On the fifth day of our trip we reached one of Namibia's best known tourist destinations, the lake and dunes of Sossusvlei. This is desert as people commonly imagine it; the sand is quite special, very red because of its high iron content, which gives it the characteristic glow, especially at sunrise & sunset. And right in the middle of this inhospitable environment there is a lake, surrounded by lush green shrubs, which may dry out if it hasn't rained for a while. For maximum viewing pleasure check with the Namibian Tourist Office if there is water. If you're a keen photographer, it's also essential to make a booking at the camp site (called Sesriem) or the Movenpick Lodge. Only people staying at these places may enter the Nature Reserve at 4:30 in the morning, which gives you just enough time to reach the lake at sunrise for the most spectacular pictures. If you don't come by 4 x 4, you need to hire one, since the tar road is still under construction. If you have a few hundred $ to spend, you may even go on a balloon safari.

I have a switch that was once was an essential part of Charly. It's now here because we drove along the Khomas-Hochlandstrasse, from Swakopmund to Windhuk. My advice to you: don't try this in a 1.3 Chico! When planning the trip whe hadn't bargained for the second steepest pass in Namibia, which seemed too tough for Charly to climb at first. Then Gerd got out, and so did the luggage. Finally I made it to the top in 1st gear, kicking the accelerator down to the max. But our joy was short-lived when we noticed the puddle of water under the car. Turns out that the cooling water had overheated and the pressure had blown off and broken the switch, which meant we were in trouble. With still 200 km left to Windhuk, imagine yourselves in the middle of nowhere without a functioning car!
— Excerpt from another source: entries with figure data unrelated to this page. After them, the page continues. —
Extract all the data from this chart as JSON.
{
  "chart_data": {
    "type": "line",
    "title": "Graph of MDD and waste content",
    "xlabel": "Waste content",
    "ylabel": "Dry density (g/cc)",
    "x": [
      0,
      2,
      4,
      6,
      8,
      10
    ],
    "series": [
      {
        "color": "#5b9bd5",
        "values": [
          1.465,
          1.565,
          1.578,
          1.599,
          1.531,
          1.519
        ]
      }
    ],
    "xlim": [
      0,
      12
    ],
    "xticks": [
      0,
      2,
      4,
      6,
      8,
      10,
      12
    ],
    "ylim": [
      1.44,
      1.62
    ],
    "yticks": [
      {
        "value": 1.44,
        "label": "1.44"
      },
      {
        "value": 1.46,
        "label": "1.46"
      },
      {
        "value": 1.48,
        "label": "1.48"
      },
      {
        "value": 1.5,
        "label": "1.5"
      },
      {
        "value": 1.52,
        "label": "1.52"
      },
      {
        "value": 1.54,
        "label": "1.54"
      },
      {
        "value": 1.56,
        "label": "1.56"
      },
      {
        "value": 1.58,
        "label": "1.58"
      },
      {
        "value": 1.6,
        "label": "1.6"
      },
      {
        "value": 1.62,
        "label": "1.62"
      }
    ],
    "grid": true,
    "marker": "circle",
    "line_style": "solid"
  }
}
Luck has it that a gentleman from Garborone passed by a few minutes later in his 4 x 4, offering to help us. At first we tried his superglue, which must have been somewhat aged, since it failed to glue the switch. But this guy was amazing; he had some wire as well; we could force the switch on its place, meaning that the coolant container was sort of shut, although not tight. We thanked the friendly fellow and drove on. Every 20k or so the red temperature warning light was flashing, forcing us to stop and refill. Fortunately, we had 10 litres of spare water as well as several bottles of mineral water in the car! And after a while we noticed a wind pump with water basin not far from the road, which enabled us to top up what we'd lost. We arrived in Windhuk long after nightfall, exhausted but overjoyed that we didn't have to spend the night in the bush. The very next day, while we were taking in the sights of the capital, Charly was operated upon by professionals to restore him to full health. In conclusion, it can only be hoped that more of you, if you've not already been there, one day make the trip across the Orange River. Namibia then may no longer live up to its name as "place where there is no-one", but swarms of tourists - not locusts - are just what its natural wonders deserve and the local economy needs. And I wish that you will be able to share the experience with a friend like Gerd. In case you wonder what happened to Charly -- we are still an item, and he has never let me down since.